Idli Kadai quickly falls into a familiar rut, its biggest flaw being predictability. The film rehashes the same ‘urban alienation vs rural authenticity’ trope seen in numerous Tamil films. In fact, the film has the same ‘rich brat vs middle-class boy’ template from Dhanush’s own Velaiyilla Pattathari. The film does not offer anything beyond a bland serving of the same old recipe idly. 

 The script is wafer-thin. Sivanesan’s obsession with his idli shop is sentimentalised without substance, and the backstory to this devotion is unconvincing. 

Meanwhile, Murugan’s romantic relationship with his boss’s daughter feels half-baked, devoid of chemistry or emotional depth. The film’s writing is riddled with surface-level emotions, unable to dig deeper into its characters’ choices or contradictions.

Idli Kadai sells the story of “returning to one’s roots,” but it conveniently sidesteps the uncomfortable realities of rural life, which include caste hierarchies, occupational rigidities, and systemic inequalities. The film’s moral that one must embrace ancestral professions to find fulfilment becomes very problematic. 

What if Murugan’s father weren’t an idli shop owner but a cobbler or a manual labourer? Dhanush avoids such questions, settling for a sanitised, feel-good narrative about reclaiming tradition.
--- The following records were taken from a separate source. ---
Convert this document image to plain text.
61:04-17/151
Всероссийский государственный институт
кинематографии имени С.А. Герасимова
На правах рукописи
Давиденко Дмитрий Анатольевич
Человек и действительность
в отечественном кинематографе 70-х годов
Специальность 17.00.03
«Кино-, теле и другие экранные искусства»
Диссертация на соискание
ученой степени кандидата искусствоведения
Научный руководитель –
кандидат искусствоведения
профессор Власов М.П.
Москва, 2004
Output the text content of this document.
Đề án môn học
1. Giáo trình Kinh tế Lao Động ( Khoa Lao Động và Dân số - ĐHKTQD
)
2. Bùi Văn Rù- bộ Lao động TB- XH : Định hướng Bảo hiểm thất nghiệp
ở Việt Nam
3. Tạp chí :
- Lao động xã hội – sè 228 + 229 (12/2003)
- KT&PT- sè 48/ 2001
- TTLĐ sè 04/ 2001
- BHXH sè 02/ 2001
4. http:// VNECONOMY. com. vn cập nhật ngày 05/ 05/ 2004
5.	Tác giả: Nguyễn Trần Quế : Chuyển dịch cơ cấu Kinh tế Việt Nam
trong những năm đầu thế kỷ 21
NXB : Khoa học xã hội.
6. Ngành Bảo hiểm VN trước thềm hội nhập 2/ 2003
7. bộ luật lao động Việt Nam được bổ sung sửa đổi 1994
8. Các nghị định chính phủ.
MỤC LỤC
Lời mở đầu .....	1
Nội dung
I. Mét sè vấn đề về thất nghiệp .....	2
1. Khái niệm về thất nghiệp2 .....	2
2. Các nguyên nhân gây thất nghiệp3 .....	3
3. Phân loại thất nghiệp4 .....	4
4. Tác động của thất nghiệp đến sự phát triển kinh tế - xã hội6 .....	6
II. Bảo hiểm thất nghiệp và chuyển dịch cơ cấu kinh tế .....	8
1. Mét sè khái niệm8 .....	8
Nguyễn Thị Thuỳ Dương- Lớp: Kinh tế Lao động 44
Yet, to his credit, Dhanush remains a compelling storyteller. Despite the clichéd script and sentimental excess, he keeps the film watchable through brisk pacing and engaging narration. As an actor, though, he delivers little new. Murugan feels like a clone of Raghuvaran from VIP — same mannerisms, same moral arc — only dressed in a veshti and pattai to signify ‘simplicity.’

The supporting cast doesn’t fare much better. Nithya Menen and Parthiban start with promising Madurai accents, only to abandon them midway. Nithya’s ‘brownface’ is painfully distracting.   Her role feels like an extension of the character Shobana from Thiruchitrambalam.

The exceptions are Rajkiran and Sathyaraj, who lend the film some gravitas. Rajkiran embodies Sivanesan’s earthy pride with ease, while Sathyaraj, despite being saddled with a one-note role, elevates his scenes with understated charm.

Overall, Idli Kadai is exactly like an idli, which does not have a taste of its own, but has to rely on side dishes for flavour. 

Disclaimer: This review was not paid for or commissioned by anyone associated with the film. Neither TNM nor any of its reviewers have any sort of business relationship with the film’s producers or any other members of its cast and crew.